Why We Marvel At Majolica

Majolica is a magical little genre of mispronounced collectible that has been around for centuries. Learning about it and starting your own collection is relatively simple. But what exactly is it? What is it worth? And why should we appreciate antique and period Majolica over lackluster contemporary ceramics under the unsavory guise of Majolica.


Majolica is tin glazed pottery decorated in metallic oxides to an unfired glaze creating a vibrant palette of brilliant colors. Originating in Europe, and dispersed through centuries-old Moorish trade routes tethering Spain to Italy, the artform evolved from Medieval lead glaze wares. Most of Majolica we see and refer to today is of the Victorian era when English makers became obsessed with the art due to the 1851 Great Exposition in London where the new simplified process wares also deemed Majolica were quite celebrated. Renowned manufacturers including Minton, Wedgwood, and George Jones all raced to create forms for a hungry market. But the question still beckons, how can one know the difference?

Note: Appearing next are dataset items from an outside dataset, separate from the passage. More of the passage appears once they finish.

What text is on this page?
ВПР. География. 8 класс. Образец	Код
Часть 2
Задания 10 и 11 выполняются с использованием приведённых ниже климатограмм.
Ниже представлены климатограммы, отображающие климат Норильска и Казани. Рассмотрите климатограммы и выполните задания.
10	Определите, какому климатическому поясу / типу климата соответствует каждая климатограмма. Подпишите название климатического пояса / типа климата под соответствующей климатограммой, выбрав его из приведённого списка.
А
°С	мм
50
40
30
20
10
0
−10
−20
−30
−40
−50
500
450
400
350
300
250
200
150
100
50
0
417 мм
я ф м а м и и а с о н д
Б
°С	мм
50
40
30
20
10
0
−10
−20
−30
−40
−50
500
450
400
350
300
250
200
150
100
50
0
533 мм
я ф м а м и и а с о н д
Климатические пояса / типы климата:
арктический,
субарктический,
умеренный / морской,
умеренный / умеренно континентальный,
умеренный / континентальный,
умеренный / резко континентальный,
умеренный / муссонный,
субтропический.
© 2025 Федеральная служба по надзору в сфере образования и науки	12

As with most circumstances in life, experience is crucial to understanding. Visiting museums, local galleries, antique shops, or finding collectors online so that one may view and literally handle the objects is key. In the arts world we are so hyper obsessed with visuals, but touch is one of the most important factors in determining quality. The first thing any amateur observer will note in dealing with period vs. Victorian era vs. modern reproduction ceramics is the that the newer works are almost undoubtedly extremely inferior. Whether judging the color, crispness of the molded forms, weight, precision in paint application, the inevitably of an “ahhhh” factor should occur. Understanding the aesthetics, trends, and techniques of design periods will assist with identification. Eventually, after viewing and understanding multiple pieces, the ease of examination will accelerate, and identification can become second nature.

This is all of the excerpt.